Omicidio Singh, di nuovo in carcere il figlio-killer. La sua versione smontata dalle perizie

Ascolta l'audio
...caricamento in corso...
La palazzina teatro del delitto

Raoul Singh è tornato in carcere. E rischia di rivelarsi una lunga permanenza quella che attende il giovane di nazionalità indiana, cresciuto ad Arzignano e che, appena 18enne, la scorsa estate pugnalò a morte il padre Arvinder nella casa di famiglia. Condivisa con la vittima, la madre e una sorella, le cui posizioni e dichiarazioni sono al vaglio dei carabinieri dopo le discrepanze emerse. Da subito il neomaggiorenne era professato colpevole del parricidio ma adducendo la legittima difesa come causa scatenante dell’assassinio. Dopo tre settimane circa in cella, venne scarcerato ai primi di settembre del 2020, rimanendo poi in regime di custodia domiciliare.

In base agli elementi investigativi raccolti dai carabinieri nei mesi successivi all’arresto e all’acquisizione delle carte mediche dopo l’autopsia, il giudice per le indagini preliminari di Vicenza ha deciso l’immediata detenzione del giovane. Da ieri sera tornato in cella. La versione che quest’ultimo raccontò più volte nei dettagli agli inquirenti, a conti fatti, ora non è (più) ritenuta veritiera e smentita in più punti.

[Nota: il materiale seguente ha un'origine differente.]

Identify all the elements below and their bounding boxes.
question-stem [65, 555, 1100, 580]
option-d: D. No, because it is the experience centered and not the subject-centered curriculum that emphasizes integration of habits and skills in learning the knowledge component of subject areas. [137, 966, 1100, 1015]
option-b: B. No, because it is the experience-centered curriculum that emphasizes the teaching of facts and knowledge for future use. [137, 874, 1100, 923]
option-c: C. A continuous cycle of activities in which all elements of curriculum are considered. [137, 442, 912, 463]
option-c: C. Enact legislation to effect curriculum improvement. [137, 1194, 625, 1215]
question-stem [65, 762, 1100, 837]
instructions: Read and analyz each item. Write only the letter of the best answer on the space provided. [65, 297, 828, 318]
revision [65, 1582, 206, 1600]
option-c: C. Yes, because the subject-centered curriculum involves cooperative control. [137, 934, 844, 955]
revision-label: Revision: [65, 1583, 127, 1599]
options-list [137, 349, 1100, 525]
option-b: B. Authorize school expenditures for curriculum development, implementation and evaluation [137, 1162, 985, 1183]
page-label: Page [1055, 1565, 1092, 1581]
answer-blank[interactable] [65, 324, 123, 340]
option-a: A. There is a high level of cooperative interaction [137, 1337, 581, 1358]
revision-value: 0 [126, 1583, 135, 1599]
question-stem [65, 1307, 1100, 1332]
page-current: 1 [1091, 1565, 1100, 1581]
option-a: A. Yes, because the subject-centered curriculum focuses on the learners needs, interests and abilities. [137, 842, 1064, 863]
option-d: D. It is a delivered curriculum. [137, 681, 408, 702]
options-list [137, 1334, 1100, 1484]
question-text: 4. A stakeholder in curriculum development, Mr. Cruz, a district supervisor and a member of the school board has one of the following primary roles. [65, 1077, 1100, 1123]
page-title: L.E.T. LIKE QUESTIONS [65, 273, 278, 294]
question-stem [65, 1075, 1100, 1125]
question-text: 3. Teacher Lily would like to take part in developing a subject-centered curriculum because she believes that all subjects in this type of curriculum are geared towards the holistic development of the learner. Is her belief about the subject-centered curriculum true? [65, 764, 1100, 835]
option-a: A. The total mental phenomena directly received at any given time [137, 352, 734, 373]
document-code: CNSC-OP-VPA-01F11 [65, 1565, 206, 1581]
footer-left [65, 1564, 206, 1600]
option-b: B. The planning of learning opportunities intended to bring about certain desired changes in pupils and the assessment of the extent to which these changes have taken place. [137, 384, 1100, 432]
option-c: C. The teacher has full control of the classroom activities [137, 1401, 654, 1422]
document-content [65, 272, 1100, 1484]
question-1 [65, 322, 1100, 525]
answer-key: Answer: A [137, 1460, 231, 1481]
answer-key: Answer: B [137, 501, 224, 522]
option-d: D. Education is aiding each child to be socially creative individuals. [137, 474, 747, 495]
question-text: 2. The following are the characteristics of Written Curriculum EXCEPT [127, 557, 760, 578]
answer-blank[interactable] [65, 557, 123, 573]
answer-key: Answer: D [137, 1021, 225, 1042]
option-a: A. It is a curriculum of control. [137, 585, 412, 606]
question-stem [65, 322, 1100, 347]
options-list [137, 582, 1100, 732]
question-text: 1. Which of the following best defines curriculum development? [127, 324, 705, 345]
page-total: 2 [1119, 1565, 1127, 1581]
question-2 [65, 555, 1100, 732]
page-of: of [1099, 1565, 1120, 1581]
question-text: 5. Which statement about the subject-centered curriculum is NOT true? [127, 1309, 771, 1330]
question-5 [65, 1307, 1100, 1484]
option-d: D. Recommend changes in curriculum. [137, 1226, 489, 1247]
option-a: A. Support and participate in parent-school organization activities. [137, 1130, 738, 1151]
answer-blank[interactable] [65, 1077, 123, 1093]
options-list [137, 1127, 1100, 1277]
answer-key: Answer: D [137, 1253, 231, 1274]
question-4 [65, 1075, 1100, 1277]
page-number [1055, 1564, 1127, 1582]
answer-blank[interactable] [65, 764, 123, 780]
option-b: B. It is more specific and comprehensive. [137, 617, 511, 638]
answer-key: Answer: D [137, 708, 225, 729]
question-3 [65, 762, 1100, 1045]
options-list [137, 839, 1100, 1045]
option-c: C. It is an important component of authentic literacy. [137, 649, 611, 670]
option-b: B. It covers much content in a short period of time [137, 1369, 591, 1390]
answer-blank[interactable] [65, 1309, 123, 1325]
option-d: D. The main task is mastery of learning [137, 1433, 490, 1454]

Secondo la tesi accolta dal Gip il diciottenne ha inscenato una ricostruzione dei fatti non rispondente alla realtà: non avrebbe ucciso in un impeto di istinto di sopravvivenza per difendere se stesso e le due donne di casa dagli eccessi di un padre alcolizzato, come era stato definito allora, ma in base a un piano precostituito ben preciso, stordendolo con una miscela di farmaci prima di accoltellarlo. I due avevano litigato già il giorno prima a quel 19 agosto concluso nel sangue nella loro abitazione del quartiere San Zeno: il giovane Raoul era finito in pronto soccorso per alcune medicazioni, e in precedenza al capofamiglia era già stata affibbiata una denuncia per maltrattamenti in famiglia nel corso della stessa estate. Della questione si occupò anche il centro antiviolenza.

L’unico figlio maschio, secondo le indagini, avrebbe deliberatamente deciso di risolvere la situazione di tensione togliendo di mezzo Arvinder per sempre. Fatali per il 49enne operaio, alle prese con problemi di alcolismo acuito da tensioni con la moglie, furono i tagli inferti con un coltello all’addome. Il quadro indiziario nei confronti si Singh jr, a distanza di 9 mesi da quel truce omicidio, è pesantemente mutato divenendo del tutto sfavorevole all’unico artefice del delitto. Secondo gli inquirenti, infatti, sarebbero più di una le bugie smascherate secondo gli investigatori: dalla presenza della madre in casa, presunta testimone e che confermò il racconto del figlio, smentita dalla geolocalizzazione telefonica, alle ferite in capo al giovane a braccia e mandibola che provenivano invece da una rissa tra ragazzi oppure autoinferte in modo superficiale.

Ad aggiungere sostanza, poi, il “carico” della consulenza medico legale: l’esame autoptico ha rilevato la presenza di psicofarmaci oltre all’alcol nell’organismo della vittima, insieme alla totale assenza di di lesioni da difesa. In altre parole non ci sarebbe traccia sul corpo di un qualsiasi tentativo di reazione a fronte delle coltellate inferte dal figlio, fattore che lascia desumere lo stordimento psicofisico dovuto al mix sopracitato. I sei tagli letali riscontrati sul cadavere, infine, contraddicono la versione di una morte accidentalmente provocata nel tentativo di disarmare il padre e difendersi.

Raoul è stato raggiunto dalla Radiomobile di Valdagno nella tarda serata di ieri, su disposto della Procura di Vicenza, e accompagnato in casa circondariale. La parole rilasciate in sede di interrogatorio, e la tesi del suo avvocato difensore, saranno oggetto di dibattito in aula di giustizia, contrapposte agli esiti delle indagini del comando provinciale dei carabinieri.